Build an Understanding of Diabetes

In the next issue of Sampan’s Health Page, we’ll explore symptoms, tips, and prevention techniques to ensure that whether you currently live with diabetes or not, you can continue to live a prosperous and healthy life.

Diabetes (diabetes mellitus) is a metabolism disorder that affects the way the glucose that the food we eat produces is moved in our bloodstream. Our bodies produce insulin, a hormone created in the pancreas, which helps keep our blood sugar levels in check. A person with diabetes either does not produce insulin, doesn’t produce enough insulin, or has cells that do not respond properly to the insulin the pancreas produces.

What is Glucose?

Glucose is the sugar that is produced when we chew and digest our food. In fact, if you chew bread for long enough without swallowing, you’ll begin to notice that it will start to taste sweet.

What is Insulin?

Insulin is a hormone that is produced by the pancreas. It is vital because after we eat, the pancreas automatically releases an adequate quantity of insulin to move the glucose present in our blood into our cells, which lowers the blood sugar level.

Type 1 – Diabetes

Type 1 – diabetes is usually diagnosed in children and young adults, and was previously known as juvenile diabetes. For people with type 1 – diabetes, their bodies do not produce insulin.
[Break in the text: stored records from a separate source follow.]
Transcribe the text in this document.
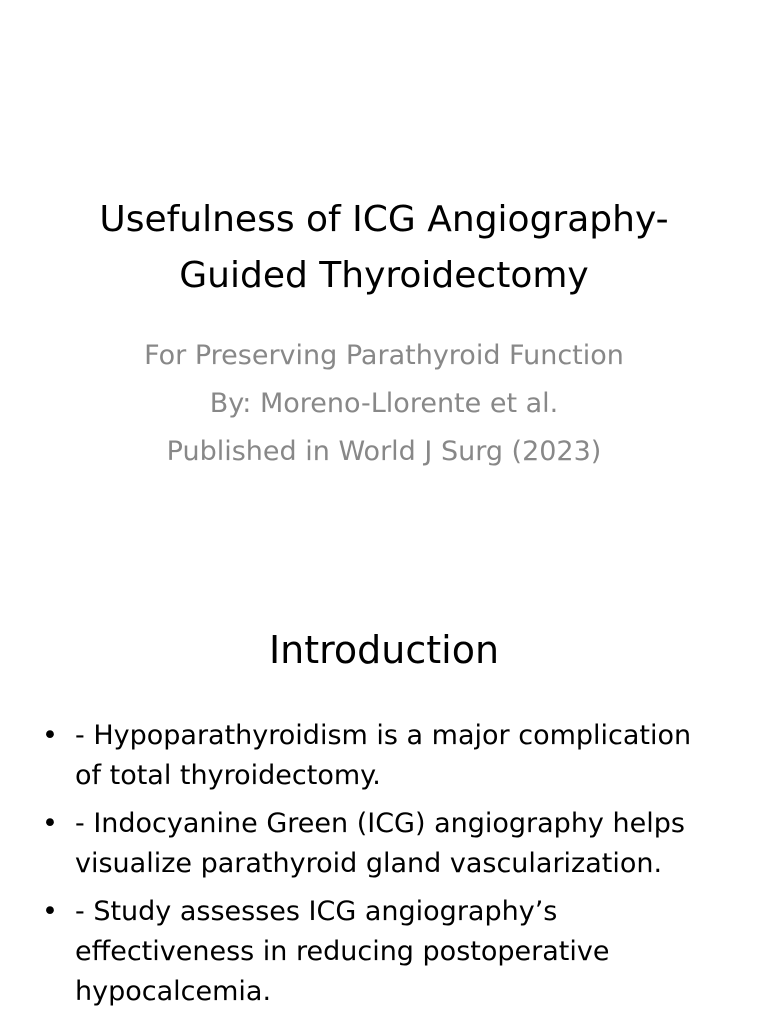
Usefulness of ICG Angiography-
Guided Thyroidectomy
For Preserving Parathyroid Function
By: Moreno-Llorente et al.
Published in World J Surg (2023)
Introduction
• - Hypoparathyroidism is a major complication of total thyroidectomy.
• - Indocyanine Green (ICG) angiography helps visualize parathyroid gland vascularization.
• - Study assesses ICG angiography’s effectiveness in reducing postoperative hypocalcemia.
Insulin is so important in converting the sugar, starch and food that we eat because these foods are the energy we use for daily life. Only 5 percent of people with diabetes have this type. However, with the help of insulin therapy and other treatments, even young children with type 1- diabetes can learn to manage their condition and live long, healthy, happy lives.

Type 2 – Diabetes

Type 2 – diabetes is the most common form of the condition. Millions of Americans have been diagnosed with type 2 – diabetes, and many more are unaware that they are at high risk of developing the condition if they do not change the way they live. Type 2- diabetes is more common in African Americans, Latinos, Native Americans, and Asian Americans, Native Hawaiians and other Pacific Islanders, as well as the aged population.

For people with type 2 – diabetes, their bodies either do not produce enough insulin or the cells and the insulin do not work together..


Many women develop gestation diabetes during pregnancy, and usually around the 24th week. Those who are diagnosed with gestational diabetes doesn’t mean that they had diabetes before they conceived, or that they will have diabetes after giving birth. But for those of you who do have gesetational diabetes, it is important to check with a doctor and undertand the neccesary precautions you need to take to control the condtion. Also, heed your doctor’s advice regarding blood glucose (blood sugar) levels while you’re planning your pregnancy, so you and your baby both remain healthy.